Alias Anna: A True Story of Outwitting the Nazis is a romanticized look at how two Jewish girls lived when millions did not. Told in alternating voices, the Narrator, and “Anna” herself or, Zhanna Arshanskaya we learn how Zhanna and her sister Frina, were hiding in plain sight. They performed for the Nazi command, allies of the Nazi and eventually, for themselves. But no matter how much they feared being found out, betrayed by supposed friends, or their hatred of the Nazis, they always felt free when they played.
The odds of these two Ukrainian girls surviving not only an infamous death march that would see all but an extremely small amount executed was unheard of (it was not until 2006 when Greg Dawson and his wife Candy found his mothers’ and aunts names on a memorial did most realize people might have survived). But to also survive the duration of the war is astronomical. And this would have gone the way of so many others killed in slave camps, and gas chambers if a granddaughter had not asked her grandmother what it was like when she was the same age as she was (aged 13). As, the memorial that would be erected had Zhanna and Fria’s names etched on it as those who died.
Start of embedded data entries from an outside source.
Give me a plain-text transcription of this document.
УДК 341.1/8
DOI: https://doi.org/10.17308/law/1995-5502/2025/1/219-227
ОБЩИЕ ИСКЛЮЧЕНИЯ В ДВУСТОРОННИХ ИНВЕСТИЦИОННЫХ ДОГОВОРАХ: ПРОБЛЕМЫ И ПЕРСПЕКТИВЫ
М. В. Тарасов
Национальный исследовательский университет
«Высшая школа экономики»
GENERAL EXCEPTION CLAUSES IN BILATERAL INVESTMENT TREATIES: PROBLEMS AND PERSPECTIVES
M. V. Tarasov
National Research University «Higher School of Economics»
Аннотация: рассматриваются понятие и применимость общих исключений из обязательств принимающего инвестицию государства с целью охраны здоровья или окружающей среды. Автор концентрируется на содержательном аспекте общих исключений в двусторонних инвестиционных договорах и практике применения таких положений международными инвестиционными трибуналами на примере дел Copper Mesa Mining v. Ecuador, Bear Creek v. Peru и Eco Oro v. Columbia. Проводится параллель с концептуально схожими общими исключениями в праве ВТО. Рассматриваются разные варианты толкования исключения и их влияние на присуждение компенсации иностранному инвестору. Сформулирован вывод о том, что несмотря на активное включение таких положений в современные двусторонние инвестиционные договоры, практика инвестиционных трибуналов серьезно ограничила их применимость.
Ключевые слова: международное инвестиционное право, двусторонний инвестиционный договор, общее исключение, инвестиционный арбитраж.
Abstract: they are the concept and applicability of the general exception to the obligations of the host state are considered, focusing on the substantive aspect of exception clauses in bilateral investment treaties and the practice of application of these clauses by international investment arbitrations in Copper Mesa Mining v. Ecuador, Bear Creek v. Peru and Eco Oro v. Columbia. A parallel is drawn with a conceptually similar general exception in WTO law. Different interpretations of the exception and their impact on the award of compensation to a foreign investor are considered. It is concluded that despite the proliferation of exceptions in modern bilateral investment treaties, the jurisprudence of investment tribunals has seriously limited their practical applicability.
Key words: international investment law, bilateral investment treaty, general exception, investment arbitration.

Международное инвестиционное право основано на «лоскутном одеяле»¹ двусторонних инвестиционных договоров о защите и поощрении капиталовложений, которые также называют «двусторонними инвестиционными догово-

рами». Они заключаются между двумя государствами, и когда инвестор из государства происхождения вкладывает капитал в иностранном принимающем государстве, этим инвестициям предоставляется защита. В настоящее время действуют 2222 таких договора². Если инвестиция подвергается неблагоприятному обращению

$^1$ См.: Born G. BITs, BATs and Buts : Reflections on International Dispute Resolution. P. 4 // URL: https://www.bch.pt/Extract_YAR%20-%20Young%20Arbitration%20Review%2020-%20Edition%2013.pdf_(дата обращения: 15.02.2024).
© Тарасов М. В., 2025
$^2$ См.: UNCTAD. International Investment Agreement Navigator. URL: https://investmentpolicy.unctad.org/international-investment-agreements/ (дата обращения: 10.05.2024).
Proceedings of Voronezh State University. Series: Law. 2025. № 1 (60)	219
We know the story of hiding in attics, barns, behind walls, but this shows the other side of hiding. Susan Hood and Arshanskaya’s son, Greg Dawson, paint not just a good story in prose poetry, but a story of strength, determination, and finding a way to live.
Their extras include photographs that also miraculously survived, and other information of the people and time covered. Dawson also wrote, Hiding in the Spotlight which first brought attention to his mothers’ story.